World Famous Architect Sounds Like He's No Longer Working on Bruce Ratner's Project
Brooklyn, NY — For the first time Atlantic Yards architect Frank Gehry has publicly expressed serious doubts about developer Forest City Enterprises’ arena and skyscraper development plan and its viability.
The Architect's Newspaper interviewed Frank Gehry on the occasion of his 80th birthday, and broke the news.
The world-renowned architect was asked, “Which other unrealized commissions do you most wish had been built?”
Mr. Gehry answered, “The Corcoran Gallery in DC, the Atlantic Yards project in Brooklyn—I don’t think it’s going to happen…”
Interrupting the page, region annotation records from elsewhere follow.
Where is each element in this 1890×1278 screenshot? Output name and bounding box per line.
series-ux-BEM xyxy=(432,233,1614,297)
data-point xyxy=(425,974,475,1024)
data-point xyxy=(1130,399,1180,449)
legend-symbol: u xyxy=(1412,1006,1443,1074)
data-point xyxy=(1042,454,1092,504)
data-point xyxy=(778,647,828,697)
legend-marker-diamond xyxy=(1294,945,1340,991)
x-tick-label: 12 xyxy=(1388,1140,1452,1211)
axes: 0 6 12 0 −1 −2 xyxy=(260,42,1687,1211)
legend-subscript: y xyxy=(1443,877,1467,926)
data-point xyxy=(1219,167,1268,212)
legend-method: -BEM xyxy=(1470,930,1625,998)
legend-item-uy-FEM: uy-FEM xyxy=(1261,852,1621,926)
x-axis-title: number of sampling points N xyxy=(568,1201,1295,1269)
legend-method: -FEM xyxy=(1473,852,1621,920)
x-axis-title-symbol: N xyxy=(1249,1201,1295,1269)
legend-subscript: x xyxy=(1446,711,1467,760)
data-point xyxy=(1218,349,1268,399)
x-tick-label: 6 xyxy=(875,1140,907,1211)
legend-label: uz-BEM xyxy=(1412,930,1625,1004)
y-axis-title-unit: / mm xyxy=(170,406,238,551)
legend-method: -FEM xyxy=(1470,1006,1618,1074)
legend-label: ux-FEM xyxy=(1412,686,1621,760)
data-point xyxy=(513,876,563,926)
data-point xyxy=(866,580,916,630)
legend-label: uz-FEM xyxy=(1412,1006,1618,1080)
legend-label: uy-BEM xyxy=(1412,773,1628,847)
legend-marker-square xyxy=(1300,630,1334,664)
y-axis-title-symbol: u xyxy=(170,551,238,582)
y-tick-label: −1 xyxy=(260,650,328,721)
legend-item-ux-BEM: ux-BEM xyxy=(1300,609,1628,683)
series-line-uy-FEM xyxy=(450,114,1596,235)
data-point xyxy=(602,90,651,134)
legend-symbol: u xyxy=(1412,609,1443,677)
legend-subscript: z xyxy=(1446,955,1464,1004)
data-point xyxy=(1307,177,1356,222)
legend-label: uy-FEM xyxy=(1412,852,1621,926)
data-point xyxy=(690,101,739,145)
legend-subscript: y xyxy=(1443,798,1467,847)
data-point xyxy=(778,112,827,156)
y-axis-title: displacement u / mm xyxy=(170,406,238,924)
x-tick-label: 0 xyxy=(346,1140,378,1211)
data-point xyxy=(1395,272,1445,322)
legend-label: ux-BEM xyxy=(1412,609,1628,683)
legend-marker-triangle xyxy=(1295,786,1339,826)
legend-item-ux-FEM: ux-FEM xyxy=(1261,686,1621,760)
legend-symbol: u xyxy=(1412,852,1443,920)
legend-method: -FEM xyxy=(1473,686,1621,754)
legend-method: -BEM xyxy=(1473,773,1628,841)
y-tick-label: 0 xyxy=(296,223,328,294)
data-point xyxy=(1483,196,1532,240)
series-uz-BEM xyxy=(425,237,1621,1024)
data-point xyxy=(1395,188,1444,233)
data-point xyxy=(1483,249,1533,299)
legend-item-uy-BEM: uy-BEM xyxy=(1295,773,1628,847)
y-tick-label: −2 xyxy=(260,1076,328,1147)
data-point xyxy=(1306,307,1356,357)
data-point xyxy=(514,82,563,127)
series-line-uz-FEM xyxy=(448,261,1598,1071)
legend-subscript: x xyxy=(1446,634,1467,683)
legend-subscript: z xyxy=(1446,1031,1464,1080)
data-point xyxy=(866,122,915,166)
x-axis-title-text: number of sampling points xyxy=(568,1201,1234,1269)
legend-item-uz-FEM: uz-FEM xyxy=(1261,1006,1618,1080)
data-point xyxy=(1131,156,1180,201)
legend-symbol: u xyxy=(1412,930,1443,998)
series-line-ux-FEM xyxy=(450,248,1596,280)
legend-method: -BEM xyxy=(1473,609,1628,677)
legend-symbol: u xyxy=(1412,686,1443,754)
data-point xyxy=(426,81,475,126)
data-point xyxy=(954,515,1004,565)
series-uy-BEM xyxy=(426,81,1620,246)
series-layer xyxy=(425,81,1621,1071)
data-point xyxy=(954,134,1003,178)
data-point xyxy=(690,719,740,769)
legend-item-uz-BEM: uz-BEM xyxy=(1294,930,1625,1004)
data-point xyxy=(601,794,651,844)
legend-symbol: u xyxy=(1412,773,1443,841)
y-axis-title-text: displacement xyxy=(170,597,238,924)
In the five-plus years since developer Forest City Ratner unveiled his project, with Frank Gehry by his side, the architect has not once wavered in his involvement in the project and belief in the project’s viability.
Now he has.
“While Bruce Ratner's project is a big question mark, it seems clear that Frank Gehry—who was a major selling point for the project, its investors and its naming-rights sponsor Barclays bank—is no longer working on the project. Mr. Gehry would not have made this comment if he were still involved with Atlantic Yards and Forest City Ratner as his client,” said Develop Don’t Destroy Brooklyn spokesman Daniel Goldstein. “Will Barclays pay $400 million for the naming-rights for a cookie-cutter concrete box rather than a landmark, Frank Gehry arena? They signed on for a Gehry arena, so it's very doubtful.”
It has been rumored that Barclays contract has an escape clause if the arena is not designed by Frank Gehry.
Forest City Ratner, a subsidiary of Cleveland-based Forest City Enterprises, has a $400 million naming rights agreement with Barclays bank to build the billion-dollar Barclays Center arena, the proposed new home of the New Jersey Nets. The company bought the Nets in 2003 and had planned to open a new arena in Brooklyn in 2006. The arena’s financing, which faces the global fiscal crisis and credit crunch, is dependent upon the British bank’s lucrative sponsorship.
“Ratner really needs to come clean about Gehry's status with the project,” Goldstein concluded.